Mandela was a fiery and uncompromising young black African revolutionary who challenged a racist and unjust system. A young man with the African ideology indelibly tattooed on his spirit. 27 years in penitentiary for that ideological tattoo he paid. That is the Mandela the western media circus will never celebrate. The Mandela the racist system broke down we respect for his resilience and humility. The man had a cause, a just cause for that matter. The worldwide media celebrity that got separated from the revolutionary we still respect and honor. The establishment that separated the revolutionary from the man Africa must forever guard against.
I always wonder why men of principle and uncompromising commitment to the African ideology such  as Patrice Lumumba, Robert Mugabe, Kwame Nkrumah,  Steve Biko, Amilcar Cabral, Thomas Sankara and Muammar Gadaffi just to name a few have been confined to the back pages of history books. The common defining feature about these Africans is their unswerving assiduity to the African cause, to upgrade and economically empower black African lives.
The selfless, humble and broken Mandela had no choice but to choose peace and political power over economic emancipation. On the other hand the forgotten and invisible visionary African leaders put emphasis on cascading real power down to the people, advocating for policies that focused on African self-sustenance and self-reliance and deconstructing that neo-colonial structure that continues to render Africans perennially indebted to those who subjugated and economically raped the African continent for centuries.

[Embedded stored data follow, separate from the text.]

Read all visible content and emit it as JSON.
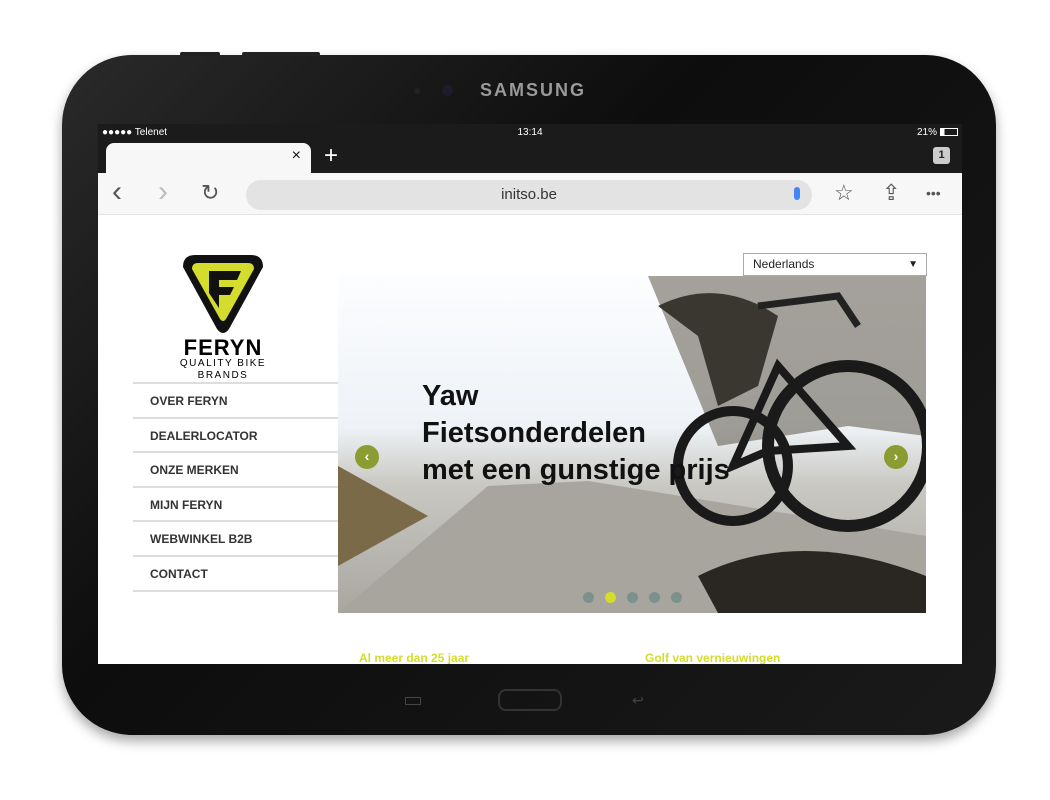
{
  "device": {
    "brand": "SAMSUNG"
  },
  "status_bar": {
    "carrier": "●●●●● Telenet",
    "time": "13:14",
    "battery": "21%"
  },
  "browser": {
    "tab_close": "×",
    "new_tab": "+",
    "tab_count": "1",
    "url": "initso.be",
    "back": "‹",
    "forward": "›",
    "reload": "↻",
    "bookmark": "☆",
    "share": "⇪",
    "more": "•••"
  },
  "site": {
    "logo": {
      "name": "FERYN",
      "tagline_1": "QUALITY BIKE",
      "tagline_2": "BRANDS"
    },
    "language": "Nederlands",
    "nav": [
      "OVER FERYN",
      "DEALERLOCATOR",
      "ONZE MERKEN",
      "MIJN FERYN",
      "WEBWINKEL B2B",
      "CONTACT"
    ],
    "slider": {
      "headline": [
        "Yaw",
        "Fietsonderdelen",
        "met een gunstige prijs"
      ],
      "prev": "‹",
      "next": "›",
      "active_slide": 2,
      "slide_count": 5
    },
    "sections": [
      "Al meer dan 25 jaar",
      "Golf van vernieuwingen"
    ],
    "accent": "#d4dc2e"
  }
}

Who really defines our heroes as Africans? How come it is African leaders who focused on ameliorating black African people’s lives who are portrayed as demons and devils worldwide? Patrice Lumumba was mercilessly slaughtered for his people-orientated policies and his resistance to Belgian neo-colonial advances in the Katanga region. Thomas Sankara, a morally upright and pragmatic African legend who at the time of his brutal assassination owned a Renault 5 car, a handful bikes and received a $450 a month salary has never and most likely will never feature on the celebrity-crazy establishment media.
Robert Mugabe has endured unimaginable western media onslaught and demonization for his unwavering committal to economically empower the people of Zimbabwe through his people-focused land reform and indigenisation policies. Colonel Gadaffi was callously and cowardly murdered for it. Lumumba suffered the same fate, so did Cabral. The African ideology will never be allowed to take root because it goes against the 500 year plan to continually exploit the continent of its abundant natural resources until fully exhausted. Any ideology that seeks to economically empower black Africa will forever be suffocated and ridiculed.

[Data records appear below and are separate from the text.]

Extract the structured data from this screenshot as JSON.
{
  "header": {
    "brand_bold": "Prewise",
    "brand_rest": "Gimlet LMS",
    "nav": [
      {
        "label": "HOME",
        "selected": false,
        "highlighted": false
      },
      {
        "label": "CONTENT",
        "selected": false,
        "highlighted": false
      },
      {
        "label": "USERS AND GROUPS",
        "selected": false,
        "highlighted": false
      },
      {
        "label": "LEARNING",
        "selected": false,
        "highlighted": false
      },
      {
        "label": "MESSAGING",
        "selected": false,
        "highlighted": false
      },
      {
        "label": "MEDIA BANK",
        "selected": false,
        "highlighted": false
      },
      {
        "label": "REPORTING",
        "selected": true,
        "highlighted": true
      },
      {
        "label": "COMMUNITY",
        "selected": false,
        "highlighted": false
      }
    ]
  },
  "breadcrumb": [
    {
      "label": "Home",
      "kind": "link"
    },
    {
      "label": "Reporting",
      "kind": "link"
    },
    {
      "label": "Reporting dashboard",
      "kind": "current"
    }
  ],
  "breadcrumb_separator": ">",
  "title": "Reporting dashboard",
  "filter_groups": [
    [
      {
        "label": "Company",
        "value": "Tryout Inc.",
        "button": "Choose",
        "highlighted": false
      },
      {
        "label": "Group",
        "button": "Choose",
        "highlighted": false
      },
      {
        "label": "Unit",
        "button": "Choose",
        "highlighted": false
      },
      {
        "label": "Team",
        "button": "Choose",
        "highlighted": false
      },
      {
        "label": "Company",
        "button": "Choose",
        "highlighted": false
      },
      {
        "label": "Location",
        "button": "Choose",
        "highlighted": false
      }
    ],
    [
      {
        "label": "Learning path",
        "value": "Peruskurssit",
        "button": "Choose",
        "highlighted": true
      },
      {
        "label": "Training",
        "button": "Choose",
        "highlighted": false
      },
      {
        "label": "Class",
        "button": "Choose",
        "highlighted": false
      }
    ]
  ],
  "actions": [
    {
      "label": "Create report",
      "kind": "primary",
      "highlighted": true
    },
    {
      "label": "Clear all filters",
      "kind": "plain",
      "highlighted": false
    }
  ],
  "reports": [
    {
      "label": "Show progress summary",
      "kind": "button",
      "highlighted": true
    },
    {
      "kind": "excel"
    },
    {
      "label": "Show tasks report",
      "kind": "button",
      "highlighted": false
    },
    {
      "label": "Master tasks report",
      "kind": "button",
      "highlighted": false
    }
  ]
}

It is quite disheartening that our heroes are being defined by those who have historically relegated Africans to perpetual serfdom and servitude. Mandela is an African icon, a legend and revolutionary, a young man who got up one day and said enough is enough of this injustice and racism and the price he paid for his dedication to the African cause was 27 years in prison. An Africa which decides and defines its own heroes is a truly liberated Africa. Let us respect and honor our heroes and never forsake them because the establishment said so. Let us honor our heroes and respect them for putting their lives on hold to liberate us all.